Parliamo di un uomo, un marito, che ha fatto da padre a mia madre, visto che il suo è morto che lei era piccola. Lui ha sempre avuto bisogno di aggrapparsi all’affetto di qualcuno, qualcuno che vedesse in lui un’ancora, un punto di riferimento. E il loro amore, quello fra i miei, gira proprio intorno a questo: lei ha bisogno di questo punto di riferimento e lui ha bisogno di sentirsi importante. Mia madre ha così bisogno di avere un padre, che è pronta ad annullarsi in virtù di quell’affetto che le è venuto a mancare e che ancora cerca smaniosamente. Lei è così diversa da papà, ma è pronta a smussare, levigare fino anche ad appiattire ogni sua volontà in virtù di un uomo che, per sentirsi tale, i propri spigoli li ingrandisce. Può sembrare squilibrato come rapporto, ma forse non lo è, dal momento che ancora, dopo vent’anni di matrimonio e dieci di fidanzamento, dormono abbracciati. Ed è bellissimo vederli abbracciati. Ma vorrei provare sulla pelle l’effetto che fa non sentirsi tagliare le ali. E vorrei che anche mia madre lo provasse. Ma forse lei ha bisogno di qualcuno che le tagli le ali, forse lei lo desidera. Forse non lo ha mai voluto, ha solo smesso di desiderare di avere ancora le ali. Ma io no.
Quando papà non c’è, io e mamma siamo molto affiatate. Basta che lui varchi l’uscio e chiuda la porta, affinchè io mamma ritroviamo quella complicità che solo mamma e figlia possono avere. Io, devo dire, non parlo molto con lei ma quando papà non c’è diventiamo come due amiche di vecchia data, due confidenti, senza peli sulla lingua. Una sera papà è stato via per un po’ di ore (nb: è un musicista, aveva uno ‘spettacolo’, ma di questo parleremo più in là). La mamma ha iniziato a fare l’impasto della pizza già nel pomeriggio, la sera ci siamo messe a guardare i cartoni della Disney in cucina, con le casse a palla, di fronte a una bella margherita fatta in casa. La serata è finita con i titoli di coda, perché è tornato papà. Con lui in casa non sarebbe stato possibile. Perché? Non lo so.. spesso le propongo serate del genere, ma hanno luogo solo quando papà non c’è. Quando invece papà c’è, e si corica presto, lei gioca al tablet fino alle due; quando papà va a letto tardi, lei si mette a dormire alle dieci e mezza. Però dormono abbracciati come se avessero quindici anni e non credo lo facciano per abitudine, perché si vede da lontano che si vogliono molto bene.
Io voglio bene a papà. Anche se ogni tanto mi lascia i lividi, anche se una volta mi ha spezzato un dito che ancora fatico a muovere.

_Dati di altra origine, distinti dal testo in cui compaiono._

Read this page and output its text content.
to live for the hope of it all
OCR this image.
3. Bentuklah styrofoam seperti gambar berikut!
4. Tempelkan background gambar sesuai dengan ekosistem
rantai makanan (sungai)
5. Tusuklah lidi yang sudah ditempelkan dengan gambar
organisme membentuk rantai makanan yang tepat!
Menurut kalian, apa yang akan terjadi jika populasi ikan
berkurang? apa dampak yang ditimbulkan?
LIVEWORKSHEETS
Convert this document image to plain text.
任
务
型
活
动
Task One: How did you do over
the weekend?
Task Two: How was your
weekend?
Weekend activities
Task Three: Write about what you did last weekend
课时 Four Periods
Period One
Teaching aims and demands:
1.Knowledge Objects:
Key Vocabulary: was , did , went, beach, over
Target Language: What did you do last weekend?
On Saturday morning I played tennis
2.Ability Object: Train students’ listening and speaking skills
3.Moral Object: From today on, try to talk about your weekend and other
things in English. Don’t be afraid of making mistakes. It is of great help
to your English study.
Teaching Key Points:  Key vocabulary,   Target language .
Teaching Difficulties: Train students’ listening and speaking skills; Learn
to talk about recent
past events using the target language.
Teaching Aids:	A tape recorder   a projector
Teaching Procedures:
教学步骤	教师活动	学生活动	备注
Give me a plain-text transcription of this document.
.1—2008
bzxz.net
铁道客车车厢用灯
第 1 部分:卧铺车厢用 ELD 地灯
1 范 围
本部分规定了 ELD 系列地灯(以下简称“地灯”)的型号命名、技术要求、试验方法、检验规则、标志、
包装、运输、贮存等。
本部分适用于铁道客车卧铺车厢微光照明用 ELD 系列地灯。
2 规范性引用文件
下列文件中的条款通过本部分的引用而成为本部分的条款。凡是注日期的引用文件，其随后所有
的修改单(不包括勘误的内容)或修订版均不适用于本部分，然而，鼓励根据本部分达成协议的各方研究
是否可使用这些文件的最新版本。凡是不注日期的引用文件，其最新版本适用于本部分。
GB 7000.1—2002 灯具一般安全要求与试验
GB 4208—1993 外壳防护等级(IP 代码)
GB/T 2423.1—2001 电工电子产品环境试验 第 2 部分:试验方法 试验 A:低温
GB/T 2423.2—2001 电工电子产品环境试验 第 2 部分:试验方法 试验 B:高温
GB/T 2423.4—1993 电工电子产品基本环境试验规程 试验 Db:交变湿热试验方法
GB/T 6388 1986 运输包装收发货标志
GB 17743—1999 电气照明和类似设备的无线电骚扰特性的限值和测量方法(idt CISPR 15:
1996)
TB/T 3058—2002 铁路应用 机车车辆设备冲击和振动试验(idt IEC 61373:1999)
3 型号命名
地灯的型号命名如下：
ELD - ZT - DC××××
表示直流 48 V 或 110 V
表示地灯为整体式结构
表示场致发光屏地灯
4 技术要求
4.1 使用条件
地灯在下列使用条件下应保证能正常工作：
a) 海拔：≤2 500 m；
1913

Gli voglio bene perché mi ha trasmesso degli insegnamenti importanti, ma questo lo faceva prima di diventare il mio carceriere. Ora non ha più tanto da insegnarmi, ha esaurito ogni cosa dal momento che ho vent’anni e passo la maggior parte del mio tempo in una città che, con il mio paesino, non ha niente a che vedere; ora che vado all’università e questo mi consente di vedere tante realtà ben lontane dalla vista di mio padre, per quanto lungimirante possa essere; ora che vivo esperienze a lui totalmente estranee, in luoghi a lui estranei e con gente a lui estranea. E il non avere più niente da insegnare, lo spaventa. E la paura lo rende un carceriere. Anche per questo dico che lui, secondo me, non vuole che continui l’università. Forse è anche una questione economica, anzi, sicuramente sarà anche una questione economica. Ma io non sono disposta a farmi tagliare le ali, in nessun caso. E lui lo sa bene. E ne ha paura. Io non so cosa pensi di me, non so quanto bene mi conosca e quanto sappia di me. Ma a me non importa tanto della sua opinione su di me, e lui sa che oramai faccio a meno delle sue parole. O forse non lo ha ancora capito e spera che mi importi qualcosa.. o forse non è vero che non mi importa. Non ci penso, tutto qui. Perché pensarci mi farebbe chiudere in me stessa, mi farebbe smettere di credere in me stessa, che già non ci credo poi tanto.. però per fortuna c’è la mamma, la mamma che lavora, che non prende tanto, ma che non mi fa mancare i libri per studiare e l’abbonamento per seguire; vorrebbe riuscire a pagarmi l’affitto ma non ce la fa –e anche se ce la facesse economicamente, papà non vorrebbe- quindi mi paga l’abbonamento, anche se sto a due ore e mezza dall’università. Perché per lei ne vale la pena. E se ne vale la pena per lei, allora ne vale la pena anche per me. Per fortuna c’è la mamma, la mamma che è forte nella sua fragilità, che si fa annullare da papà ma che sostiene me, affinché non mi annulli io.. Per fortuna che c'è lei..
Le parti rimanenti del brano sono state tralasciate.